A team of salmon farmers are feeling pretty proud after they were able to rescue a bald eagle from an octopus off the northwest tip of Canada's Vancouver Island.
The group was returning to their float house when they heard screeching and splashing sounds last Monday, according to salmon farmer John Ilett.
After investigating the sounds, Ilett said the team found "a full-sized eagle submerged in the water with a big giant octopus in the water trying to drag it down."
The team watched the interaction for about five minutes, unsure if they should intervene to help.
"We weren't sure if we should interfere because it is mother nature, survival of the fittest," Ilett said. "But it was heart wrenching -- to see this octopus was trying to drown this eagle."
Ilett and his team decided they had to do something to help. After getting close to the battle, Ilett reached out with a pole with a small hook attached to it while another co-worker started recording.
"I was able to just latch on to the octopus and give it a little tug," he said. "It released its grip ... which gave the eagle just enough time to get to shore.
"We weren't sure exactly how it was going to go down when I tested the pole," Illett said.
Ilett said he's been working on the water for about 20 years and admits he's seen incredible things, but this encounter ranks as the coolest to date. "It's moments like this why I love my job and being out in the environment where I can work and live," he said. "It's just amazing."
'I felt compassion for the bird'
Illett has been reading comments on social media discussing whether or not his team should have intervened and said it's a different feeling when you're watching the situation unfold in front of your own eyes.
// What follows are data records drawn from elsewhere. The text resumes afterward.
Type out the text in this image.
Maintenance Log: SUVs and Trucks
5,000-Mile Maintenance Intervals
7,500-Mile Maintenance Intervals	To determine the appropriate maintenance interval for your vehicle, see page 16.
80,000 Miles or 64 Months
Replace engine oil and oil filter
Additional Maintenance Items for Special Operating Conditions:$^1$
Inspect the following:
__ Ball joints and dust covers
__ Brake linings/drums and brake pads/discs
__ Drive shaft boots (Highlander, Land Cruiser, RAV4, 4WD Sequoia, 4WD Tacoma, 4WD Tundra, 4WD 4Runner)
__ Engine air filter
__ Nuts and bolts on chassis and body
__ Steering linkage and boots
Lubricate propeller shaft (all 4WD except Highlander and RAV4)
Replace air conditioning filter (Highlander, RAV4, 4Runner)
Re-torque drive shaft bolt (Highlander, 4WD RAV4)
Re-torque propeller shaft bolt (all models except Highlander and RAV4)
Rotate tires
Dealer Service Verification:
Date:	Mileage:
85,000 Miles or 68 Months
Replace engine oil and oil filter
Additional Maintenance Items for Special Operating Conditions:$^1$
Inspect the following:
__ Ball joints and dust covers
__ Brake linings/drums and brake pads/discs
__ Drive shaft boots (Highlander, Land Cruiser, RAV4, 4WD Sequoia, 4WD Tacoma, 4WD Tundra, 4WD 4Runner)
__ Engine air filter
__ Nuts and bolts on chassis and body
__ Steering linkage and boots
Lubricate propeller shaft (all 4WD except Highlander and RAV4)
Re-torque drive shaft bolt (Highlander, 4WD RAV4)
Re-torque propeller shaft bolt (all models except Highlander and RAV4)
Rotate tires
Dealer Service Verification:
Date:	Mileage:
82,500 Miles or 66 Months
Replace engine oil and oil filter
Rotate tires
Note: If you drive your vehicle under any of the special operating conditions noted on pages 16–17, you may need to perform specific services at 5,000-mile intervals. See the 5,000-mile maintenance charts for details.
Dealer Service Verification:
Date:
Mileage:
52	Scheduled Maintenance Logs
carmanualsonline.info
"Am I at fault because I'm human and I felt compassion for the bird?" he said. "At the end of the day both animals are alive and well and they went their separate ways and we feel pretty good about what we did."
The US removed bald eagles from its list of endangered and threatened species in 2007 but the birds remain protected under the Bald and Golden Eagle Protection Act, the Migratory Bird Treaty Act and the Lacey Act. Under the MBTA , anyone harming one could face up to two years in prison and a $250,000 fine.